Danielle Michele Fleming, 10 year old daughter of a French aristocratic mother, and the second son of English gentry, finds herself caught in the economic ruin that surrounds the failure of the Bourbon Monarchy. She finds herself aboard ship, destined for the Queen’s Bush of Upper Canada and a life with the catalyst of her doom, her uncle, Edgar Fleming.

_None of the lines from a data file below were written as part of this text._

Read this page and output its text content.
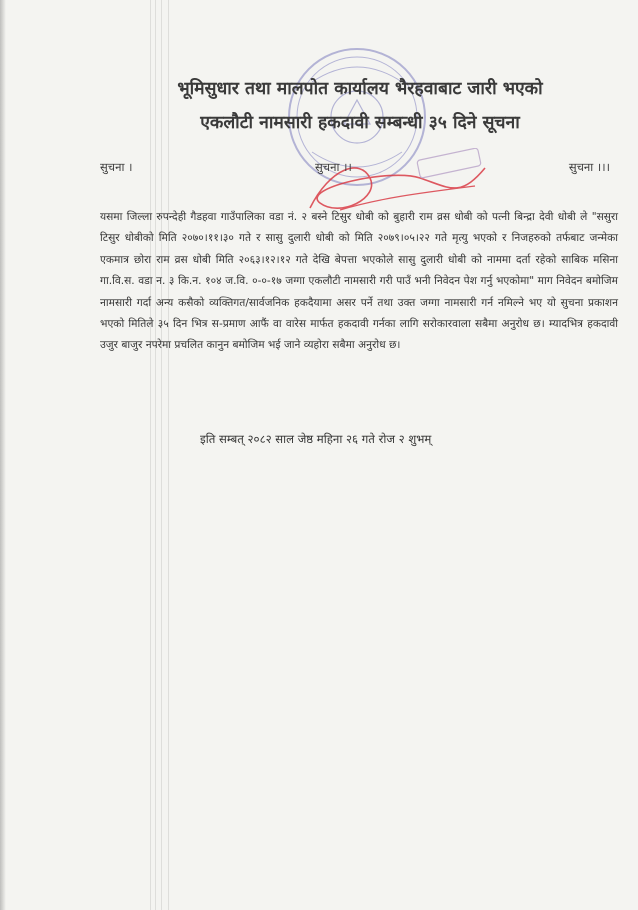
भूमिसुधार तथा मालपोत कार्यालय भैरहवाबाट जारी भएको
एकलौटी नामसारी हकदावी सम्बन्धी ३५ दिने सूचना
सुचना ।	सुचना ।।	सुचना ।।।

यसमा जिल्ला रुपन्देही गैडहवा गाउँपालिका वडा नं. २ बस्ने टिसुर धोबी को बुहारी राम व्रस धोबी को पत्नी बिन्द्रा देवी धोबी ले "ससुरा टिसुर धोबीको मिति २०७०।११।३० गते र सासु दुलारी धोबी को मिति २०७९।०५।२२ गते मृत्यु भएको र निजहरुको तर्फबाट जन्मेका एकमात्र छोरा राम व्रस धोबी मिति २०६३।१२।१२ गते देखि बेपत्ता भएकोले सासु दुलारी धोबी को नाममा दर्ता रहेको साबिक मसिना गा.वि.स. वडा न. ३ कि.न. १०४ ज.वि. ०-०-१७ जग्गा एकलौटी नामसारी गरी पाउँ भनी निवेदन पेश गर्नु भएकोमा" माग निवेदन बमोजिम नामसारी गर्दा अन्य कसैको व्यक्तिगत/सार्वजनिक हकदैयामा असर पर्ने तथा उक्त जग्गा नामसारी गर्न नमिल्ने भए यो सुचना प्रकाशन भएको मितिले ३५ दिन भित्र स-प्रमाण आफैं वा वारेस मार्फत हकदावी गर्नका लागि सरोकारवाला सबैमा अनुरोध छ। म्यादभित्र हकदावी उजुर बाजुर नपरेमा प्रचलित कानुन बमोजिम भई जाने व्यहोरा सबैमा अनुरोध छ।

इति सम्बत् २०८२ साल जेष्ठ महिना २६ गते रोज २ शुभम्
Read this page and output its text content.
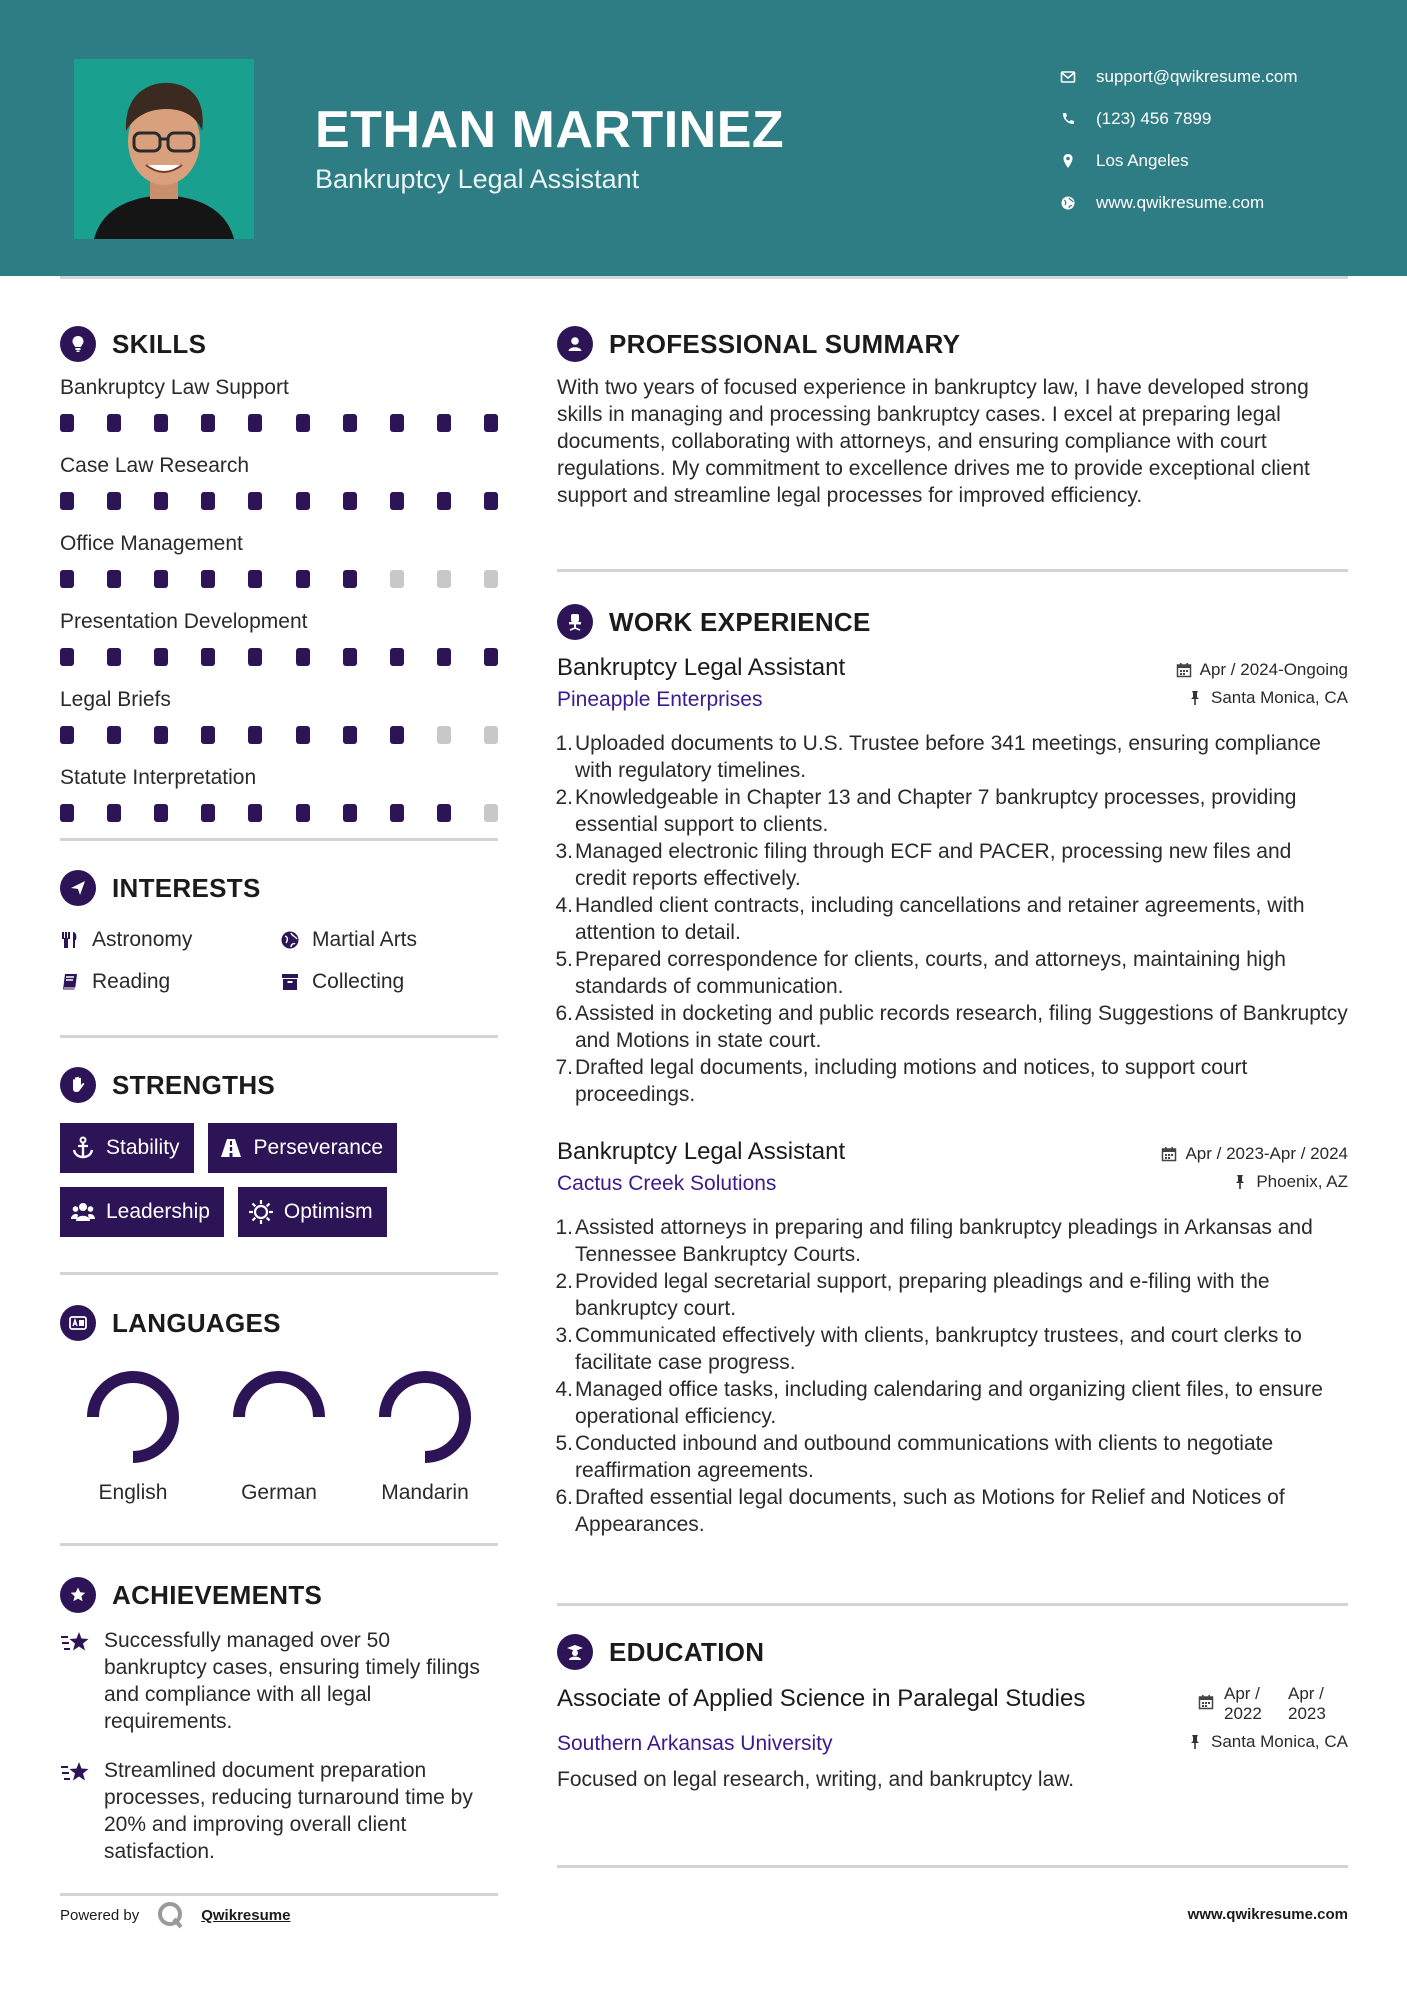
ETHAN MARTINEZ
Bankruptcy Legal Assistant
support@qwikresume.com
(123) 456 7899
Los Angeles
www.qwikresume.com
SKILLS
Bankruptcy Law Support
Case Law Research
Office Management
Presentation Development
Legal Briefs
Statute Interpretation
INTERESTS
Astronomy	Martial Arts
Reading	Collecting
STRENGTHS
Stability	Perseverance
Leadership	Optimism
LANGUAGES
English	German	Mandarin
ACHIEVEMENTS
Successfully managed over 50 bankruptcy cases, ensuring timely filings and compliance with all legal requirements.
Streamlined document preparation processes, reducing turnaround time by 20% and improving overall client satisfaction.
Powered by	Qwikresume	www.qwikresume.com
PROFESSIONAL SUMMARY

With two years of focused experience in bankruptcy law, I have developed strong skills in managing and processing bankruptcy cases. I excel at preparing legal documents, collaborating with attorneys, and ensuring compliance with court regulations. My commitment to excellence drives me to provide exceptional client support and streamline legal processes for improved efficiency.

WORK EXPERIENCE
Bankruptcy Legal Assistant	Apr / 2024-Ongoing
Pineapple Enterprises	Santa Monica, CA
1. Uploaded documents to U.S. Trustee before 341 meetings, ensuring compliance with regulatory timelines.
2. Knowledgeable in Chapter 13 and Chapter 7 bankruptcy processes, providing essential support to clients.
3. Managed electronic filing through ECF and PACER, processing new files and credit reports effectively.
4. Handled client contracts, including cancellations and retainer agreements, with attention to detail.
5. Prepared correspondence for clients, courts, and attorneys, maintaining high standards of communication.
6. Assisted in docketing and public records research, filing Suggestions of Bankruptcy and Motions in state court.
7. Drafted legal documents, including motions and notices, to support court proceedings.
Bankruptcy Legal Assistant	Apr / 2023-Apr / 2024
Cactus Creek Solutions	Phoenix, AZ
1. Assisted attorneys in preparing and filing bankruptcy pleadings in Arkansas and Tennessee Bankruptcy Courts.
2. Provided legal secretarial support, preparing pleadings and e-filing with the bankruptcy court.
3. Communicated effectively with clients, bankruptcy trustees, and court clerks to facilitate case progress.
4. Managed office tasks, including calendaring and organizing client files, to ensure operational efficiency.
5. Conducted inbound and outbound communications with clients to negotiate reaffirmation agreements.
6. Drafted essential legal documents, such as Motions for Relief and Notices of Appearances.
EDUCATION
Associate of Applied Science in Paralegal Studies	Apr / 2022
Apr / 2023
Southern Arkansas University	Santa Monica, CA

Focused on legal research, writing, and bankruptcy law.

Burdened by guilt of her visions and the mortal sin they represent, life on the edge of the pioneer village of Hornings Mills creates for her a world of fear, pain and eventually flight into the very soul of what she has been taught is evil – that of the pagan society of Upper Canada’s native people and the shaman known as Shadow Song. Relentless in his hunt for her, her uncle has her tracked not only by bounty hunters, but in the end through another shaman of evil intent and a blood-debt to settle with Shadow Song.
Reviews
Lorina Stephens has proven herself an engaging author.
The (Hanover) Post
The book, Shadow Song is as diverse as the woman who wrote it.
Susan Doolan
The Barrie Examiner
It is often the case with contemporary Canadian authors that they have a tendency to punctuate their novels with long, psychological dissertations on mundane subjects. It's as if they feel that each everyday occurrence is fraught with deep sociological undertones.
Shadow Song, fortunately, is free of such meanderings. It has a good economy of words and each paragraph contains vital information.